Шрифт:
Интервал:
Закладка:
Бывало, Федька воображал летописцем себя. Ещё с малолетства. Или нет – сказителем. Но непременно – по им же начертанному пересказу легенды. Вот как бы сидят все вкруг него, а он им читает, длинный упругий пожелтевший свиток разворачивая помалу, как и что было в некоем превосходном и ужасном деле, геройства и значимости полном… И смотрят все на него, затаив вздохи, и внемлют словам очевидца, потрясающим душу живой картиной. Что б написал он сейчас, не под дикт, а так, по вольной мысли? – "Он не терпел владычества иного, кроме своего, на Руси. И Бога – над собой."
24 декабря 1564 года.
Александрова слобода.
Их встретили на подходе, верст за пять до Слободы, государев отряд в пятьдесят конных. Далее, перед глубоким рвом, опоясавшим государеву вотчину, перед опускающимся мостом, сигнальными факелами и криками передали по цепи о приезде государева поезда. На валу чернели щиты пушечных и стрелецких нарядов. Все возможные тропы окрестные были снабжены ловушками, кому надо их ведали, а прочим не следовало. Пройти через такой заслон не представлялось возможным ни одинокому лазутчику, ни хоть целой армии. Кольцевую оборону крепостной стены Слободы можно было смело ставить в ряд с Кремлёвской, да, пожалуй, и понадёжнее она будет. Оно и понятно: обернись дело худо, им всего с парой тысяч пришлось бы отбиваться от боярского совокупного притязания, прикрывая государев с семейством отход далее на север, а куда точно, знали об этом плане только самые ближайшие. Государь лишь раз обмолвился, что коли придётся ему бежать из собственного владения, то смерть бы предпочёл этому позору и жалчайшему пресмыканию последующему пред хоть кем, (и королевой Аглицкой), но долг его – кровь свою престолонаследную уберечь ценой любой. До лучшего дня, что придёт непременно за смутой. И видно по всему было, и вправду смерть предпочтительней такого вовсе уж злополучия для Иоанна. О себе Федька как-то даже и не думал при таких порухах всего мира…

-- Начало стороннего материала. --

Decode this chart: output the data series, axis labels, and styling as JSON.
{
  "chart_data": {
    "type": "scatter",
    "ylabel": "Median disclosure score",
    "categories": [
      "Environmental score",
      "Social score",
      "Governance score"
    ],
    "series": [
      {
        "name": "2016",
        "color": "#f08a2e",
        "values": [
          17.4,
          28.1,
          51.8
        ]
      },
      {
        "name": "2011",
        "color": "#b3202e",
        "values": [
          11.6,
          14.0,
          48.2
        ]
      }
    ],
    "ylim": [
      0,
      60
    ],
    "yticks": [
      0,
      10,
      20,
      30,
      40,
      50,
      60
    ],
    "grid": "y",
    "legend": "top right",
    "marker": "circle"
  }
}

На другой день Федька с государем объезжал обширное владение, в бытность служившее опричниной великой княгине Елене99, а ныне царственному сыну её – надёжным укрытием и пристанищем перед бурей грядущего и неизбежного. По пути к ним царевичу Ивану со свитой разрешено было присоединиться, смертно скучавшему в бесконечном переезде под опекой дядек-бояр, и радовавшемуся теперь подле государя-отца своего показаться.
Работа здесь кипела на каждом шагу. Покои вкруг Царёва двора возводились основательно, и всё обширнейшее бронное, и конное, и сытное, и прочее хозяйство вновь прибывшие осваивали на ходу. На ночь шум прекращался, но с рассветом, когда поднимался на молитву царь, и все об этом знали, работа возобновлялась везде, со звоном малого гладкого слободского колокола.

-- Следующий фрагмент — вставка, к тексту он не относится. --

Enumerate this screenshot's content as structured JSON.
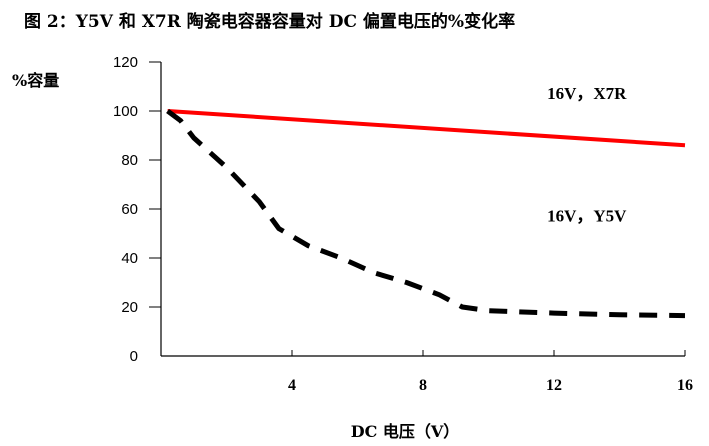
{
  "chart_data": {
    "type": "line",
    "title": "图 2：Y5V 和 X7R 陶瓷电容器容量对 DC 偏置电压的%变化率",
    "xlabel": "DC 电压（V）",
    "ylabel": "%容量",
    "xlim": [
      0,
      16
    ],
    "ylim": [
      0,
      120
    ],
    "xticks": [
      4,
      8,
      12,
      16
    ],
    "xtick_labels": [
      "4",
      "8",
      "12",
      "16"
    ],
    "yticks": [
      0,
      20,
      40,
      60,
      80,
      100,
      120
    ],
    "ytick_labels": [
      "0",
      "20",
      "40",
      "60",
      "80",
      "100",
      "120"
    ],
    "grid": false,
    "series": [
      {
        "name": "16V，X7R",
        "color": "#ff0000",
        "style": "solid",
        "x": [
          0.2,
          16
        ],
        "y": [
          100,
          86
        ]
      },
      {
        "name": "16V，Y5V",
        "color": "#000000",
        "style": "dashed",
        "x": [
          0.2,
          0.6,
          1.0,
          2.0,
          3.0,
          3.6,
          4.5,
          5.5,
          6.5,
          7.5,
          8.5,
          9.2,
          10.0,
          12.0,
          14.0,
          16.0
        ],
        "y": [
          100,
          96,
          89,
          77,
          63,
          52,
          45,
          40,
          34,
          30,
          25,
          20,
          18.5,
          17.5,
          16.8,
          16.5
        ]
      }
    ]
  }
}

Как приметил Федька, народу было много мастерового, дворового, но поголовно почти – мужики и молодые парни, что и понятно. Женские фигуры, закутанные в платки и шали, мелькали длинными подолами кое-где, быстро пробегая по своим заботам вдоль подворий, и все они состояли в услужении двора царицы. По острой нехватке времени сами же гвардейцы из опричных дворян несли многие службы, не брезгуя особо. От того слобода напоминала военный громадный хорошо оснащённый стан… И не только во времени и спешности был вопрос, конечно. Покуда ежеминутно ожидает государь измены и протеста себе, не может допускать сюда кого попало. Дворцовая обслуга, понятно, с семьями была, но вся – из самых надёжных.
Охлябинин отпросил Федьку у государя среди безумного дня, чтобы ознакомить с кем и с чем нужно здесь. По его уже, кравческому, положению. Непрестанно начитывал поучения, кивал на всех встречных, и Федька уж отчаиваться начал всё разом опять упомнить, и вдруг понял, Охлябинин и впрямь торопится, а не дразнит его расторопность…
– А пуще Годунова сторожись, не спорь с ним, но и не выпускай из виду, сколь можешь… Умные они и хитрые, сами в драку не полезут, но любого с дороги толканут, не размышляя, только дождавшись, когда оступишься… Бориска подрастает, непременно в ногах путаться станет…
– Иван Петрович, родненький, что эт ты мне махом всё выдать решил? – Федька остановил его за плечо, и мягко доверчиво глянул в глаза, всегда казавшиеся весёлыми из-за морщинок.
– Да ведь, Федя, не ровен час, всё переменится. Только это меж нами. Нам с Колодкой, стало быть, полками командовать в Полоцке, либо ещё где, либо вовсе отход государев прикрывать далее. Никому тут чужому доверия нет, сам разумеешь. Пограничные дела – они самые наиглавнейшие теперь, выходит. А нас – мало нас, проверенных… Так что, вот, потому и спешу. Одного ж тебя тут, почитай, оставляю теперь. Оно, конечно, батюшка Алексей Данилыч тож останется при государе, но его задачи иные, по войсковой части всё, и невпроворот! Не приложу ума, как он в силах-то до сих пор. Да и остаётся потому лишь, что всё иное здравие своё на сражениях источил. Тут он нужнее. А ты – того важнее, может. Помни всё, чему тебя научал я, но об зельях своих покамест забудь, повремени до послабления всему, а то, не ровен час, сам по колдовству под палача ляжешь… Об тебе и так вон сказок ходит, не по летам слава. Государя блюди!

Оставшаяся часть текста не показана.